Read 'em and weep science guy:
Research undertaken by the Department of Microbiology at the La Trobe University has shown that various antibacterial, antiviral and antiparasitic factors in human milk are active (in vitro) against a wide range disease causing organisms8 . Breastfed babies are protected by these factors which include immunoglobulins (Secretory IgA, IgG, IgM and IgD) Bifidobacterium bifidum growth factors, factor finding proteins, lactoferrin, lactoperoxidase, lysozyme, lipids and carbohydrates together with various other factors.
Bacterial illnesses which these factors protect against include: E. coli , C. tetani, C. diphtheriae, K. pneumoniae, various Staphylococci and Streptococci, H. influenzae.

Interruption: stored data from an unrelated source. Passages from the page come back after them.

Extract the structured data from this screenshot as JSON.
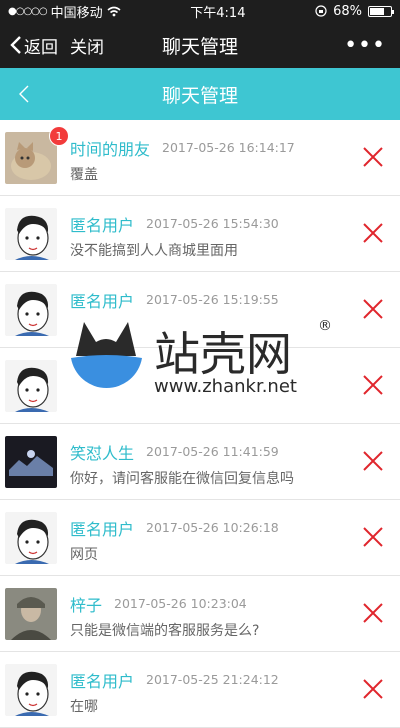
{
  "status": {
    "carrier": "中国移动",
    "time": "下午4:14",
    "battery": "68%",
    "battery_level": 0.68
  },
  "nav": {
    "back_label": "返回",
    "close_label": "关闭",
    "title": "聊天管理",
    "more": "•••"
  },
  "subheader": {
    "title": "聊天管理"
  },
  "unread_badge": "1",
  "items": [
    {
      "name": "时间的朋友",
      "time": "2017-05-26 16:14:17",
      "message": "覆盖",
      "avatar": "cat"
    },
    {
      "name": "匿名用户",
      "time": "2017-05-26 15:54:30",
      "message": "没不能搞到人人商城里面用",
      "avatar": "cartoon"
    },
    {
      "name": "匿名用户",
      "time": "2017-05-26 15:19:55",
      "message": "",
      "avatar": "cartoon"
    },
    {
      "name": "",
      "time": "",
      "message": "",
      "avatar": "cartoon"
    },
    {
      "name": "笑怼人生",
      "time": "2017-05-26 11:41:59",
      "message": "你好，请问客服能在微信回复信息吗",
      "avatar": "photo"
    },
    {
      "name": "匿名用户",
      "time": "2017-05-26 10:26:18",
      "message": "网页",
      "avatar": "cartoon"
    },
    {
      "name": "梓子",
      "time": "2017-05-26 10:23:04",
      "message": "只能是微信端的客服服务是么?",
      "avatar": "soldier"
    },
    {
      "name": "匿名用户",
      "time": "2017-05-25 21:24:12",
      "message": "在哪",
      "avatar": "cartoon"
    }
  ],
  "watermark": {
    "brand": "站壳网",
    "url": "www.zhankr.net",
    "registered": "®"
  },
  "colors": {
    "accent": "#3ec6d2",
    "delete": "#e0262d",
    "badge": "#f23b3b"
  }
}
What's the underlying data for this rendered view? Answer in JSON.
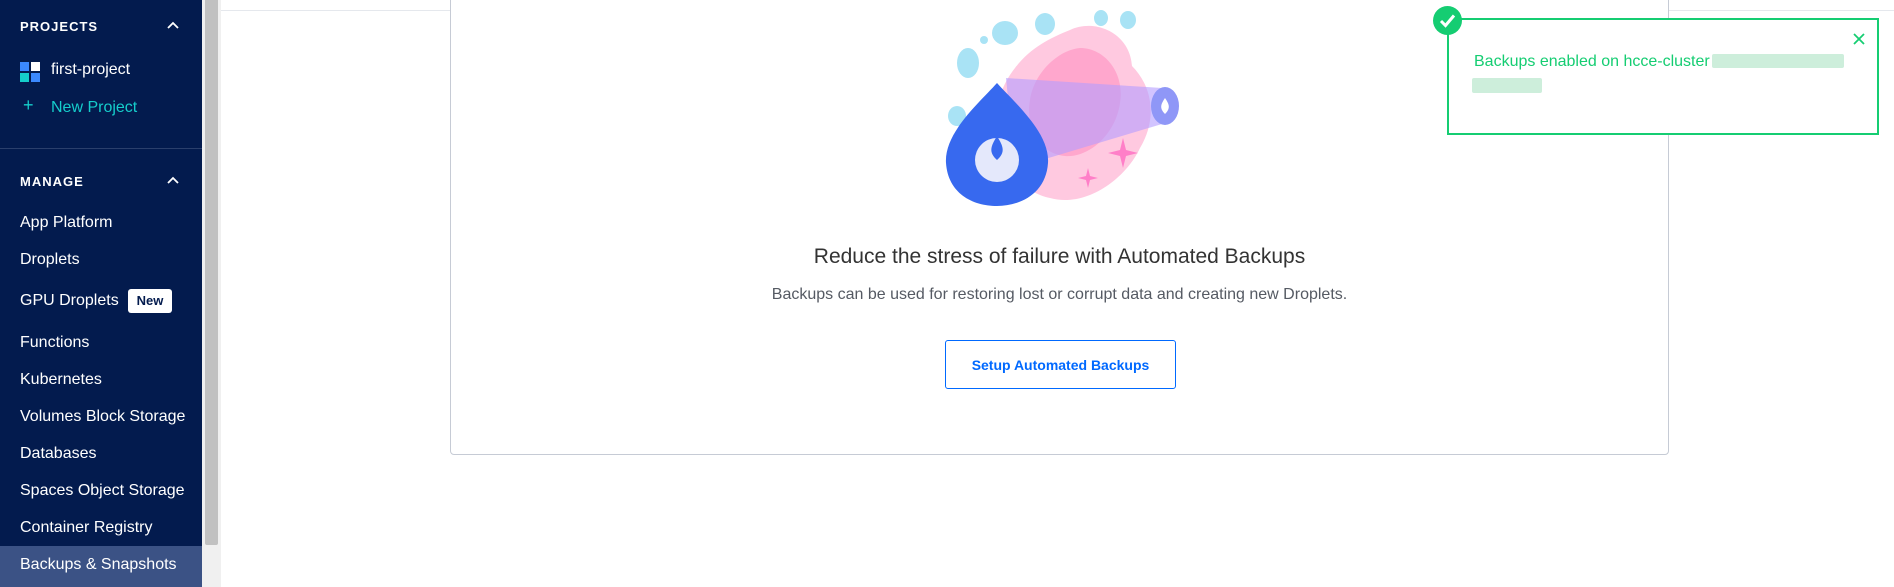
{
  "sidebar": {
    "projects_header": "PROJECTS",
    "projects": [
      {
        "name": "first-project"
      }
    ],
    "new_project_label": "New Project",
    "manage_header": "MANAGE",
    "items": [
      {
        "label": "App Platform"
      },
      {
        "label": "Droplets"
      },
      {
        "label": "GPU Droplets",
        "badge": "New"
      },
      {
        "label": "Functions"
      },
      {
        "label": "Kubernetes"
      },
      {
        "label": "Volumes Block Storage"
      },
      {
        "label": "Databases"
      },
      {
        "label": "Spaces Object Storage"
      },
      {
        "label": "Container Registry"
      },
      {
        "label": "Backups & Snapshots",
        "active": true
      }
    ]
  },
  "main": {
    "empty_state": {
      "headline": "Reduce the stress of failure with Automated Backups",
      "description": "Backups can be used for restoring lost or corrupt data and creating new Droplets.",
      "button_label": "Setup Automated Backups"
    }
  },
  "toast": {
    "message": "Backups enabled on hcce-cluster",
    "status": "success"
  },
  "colors": {
    "sidebar_bg": "#031b4e",
    "accent_teal": "#15cdcb",
    "primary_blue": "#0069ff",
    "success_green": "#15cd72"
  }
}
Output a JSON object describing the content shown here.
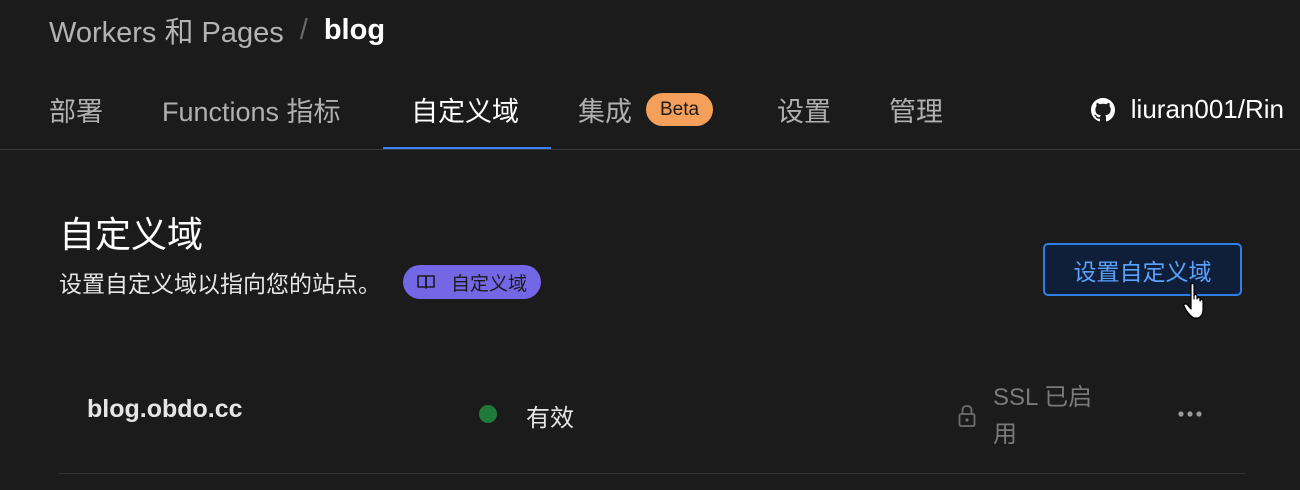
{
  "breadcrumb": {
    "parent": "Workers 和 Pages",
    "separator": "/",
    "current": "blog"
  },
  "tabs": [
    {
      "label": "部署"
    },
    {
      "label": "Functions 指标"
    },
    {
      "label": "自定义域",
      "active": true
    },
    {
      "label": "集成",
      "badge": "Beta"
    },
    {
      "label": "设置"
    },
    {
      "label": "管理"
    }
  ],
  "repo": {
    "icon": "github-icon",
    "label": "liuran001/Rin"
  },
  "section": {
    "title": "自定义域",
    "description": "设置自定义域以指向您的站点。",
    "doc_link": {
      "icon": "book-icon",
      "label": "自定义域"
    },
    "primary_button": "设置自定义域"
  },
  "domains": [
    {
      "name": "blog.obdo.cc",
      "status": "有效",
      "status_color": "#1f7a3a",
      "ssl": "SSL 已启用"
    }
  ],
  "colors": {
    "accent": "#3b82f6",
    "beta_badge": "#f5a05a",
    "doc_pill": "#7467e6"
  }
}
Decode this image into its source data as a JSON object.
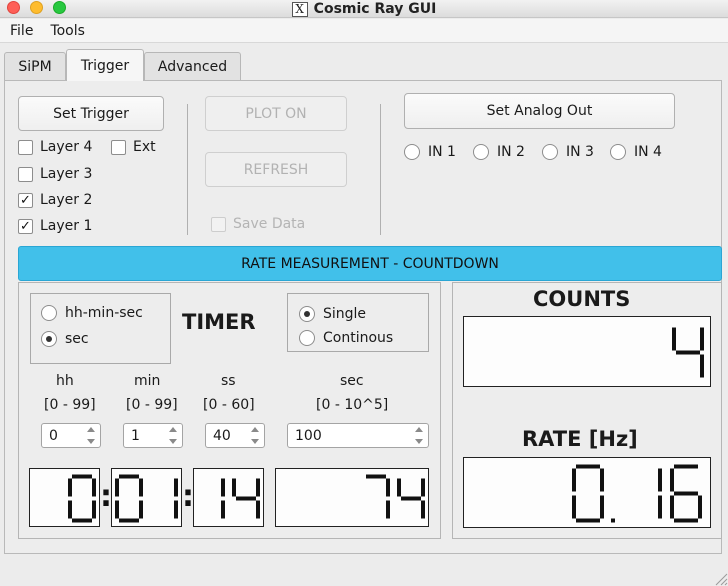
{
  "window": {
    "title": "Cosmic Ray GUI",
    "x_logo": "X"
  },
  "menu": [
    "File",
    "Tools"
  ],
  "tabs": [
    "SiPM",
    "Trigger",
    "Advanced"
  ],
  "trigger": {
    "set_trigger": "Set Trigger",
    "plot_on": "PLOT ON",
    "refresh": "REFRESH",
    "save_data": "Save Data",
    "set_analog_out": "Set Analog Out",
    "layers": [
      {
        "label": "Layer 4",
        "checked": false
      },
      {
        "label": "Layer 3",
        "checked": false
      },
      {
        "label": "Layer 2",
        "checked": true
      },
      {
        "label": "Layer 1",
        "checked": true
      }
    ],
    "ext": {
      "label": "Ext",
      "checked": false
    },
    "inputs": [
      "IN 1",
      "IN 2",
      "IN 3",
      "IN 4"
    ]
  },
  "rate": {
    "banner": "RATE MEASUREMENT - COUNTDOWN",
    "timer_title": "TIMER",
    "format_options": [
      {
        "label": "hh-min-sec",
        "selected": false
      },
      {
        "label": "sec",
        "selected": true
      }
    ],
    "mode_options": [
      {
        "label": "Single",
        "selected": true
      },
      {
        "label": "Continous",
        "selected": false
      }
    ],
    "fields": [
      {
        "name": "hh",
        "range": "[0 - 99]",
        "value": "0"
      },
      {
        "name": "min",
        "range": "[0 - 99]",
        "value": "1"
      },
      {
        "name": "ss",
        "range": "[0 - 60]",
        "value": "40"
      },
      {
        "name": "sec",
        "range": "[0 - 10^5]",
        "value": "100"
      }
    ],
    "countdown": {
      "hh": "0",
      "mm": "01",
      "ss": "14",
      "sec": "74"
    },
    "counts_label": "COUNTS",
    "counts_value": "4",
    "rate_label": "RATE [Hz]",
    "rate_value": "0.16"
  }
}
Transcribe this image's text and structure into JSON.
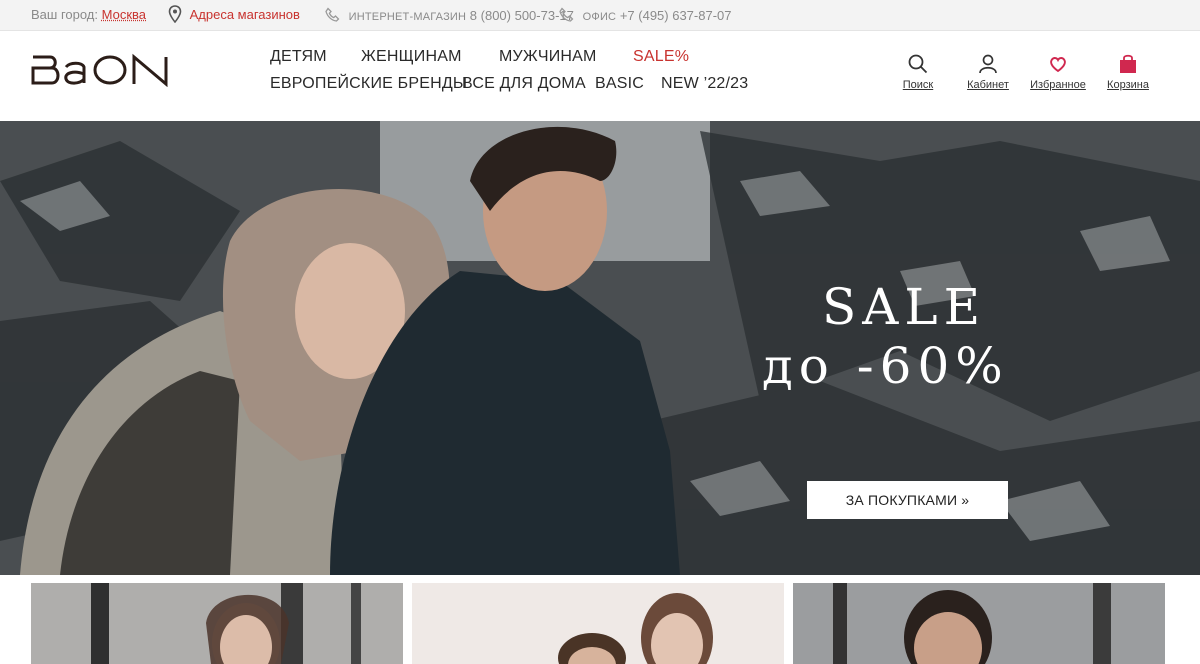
{
  "topbar": {
    "city_label": "Ваш город:",
    "city_value": "Москва",
    "stores_link": "Адреса магазинов",
    "online_label": "ИНТЕРНЕТ-МАГАЗИН",
    "online_phone": "8 (800) 500-73-17",
    "office_label": "ОФИС",
    "office_phone": "+7 (495) 637-87-07"
  },
  "header": {
    "logo_text": "BAON",
    "nav": {
      "kids": "ДЕТЯМ",
      "women": "ЖЕНЩИНАМ",
      "men": "МУЖЧИНАМ",
      "sale": "SALE%",
      "european": "ЕВРОПЕЙСКИЕ БРЕНДЫ",
      "home": "ВСЕ ДЛЯ ДОМА",
      "basic": "BASIC",
      "new": "NEW ’22/23"
    },
    "icons": {
      "search": "Поиск",
      "account": "Кабинет",
      "favorites": "Избранное",
      "cart": "Корзина"
    }
  },
  "hero": {
    "title": "SALE",
    "subtitle": "до -60%",
    "cta": "ЗА ПОКУПКАМИ »"
  },
  "colors": {
    "accent": "#c8332f",
    "heart": "#d0284f",
    "cart": "#d0284f"
  }
}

H. pylori, B. pertussis, Salmonella, Candida albicans, V. cholerae among others.
Viral illnesses which these factors protect against include: Polio types, 1, 2 and 3, various Coxsackie viruses, rotavirus, rubella, varicella-zoster, rhinovirus, herpes simplex, mumps, influenza, respiratory syncytial virus, human immunodeficiency virus, hepatitis C, hepatitis B, measles, cytomegalovirus, Epstein-Barr, influenza among others.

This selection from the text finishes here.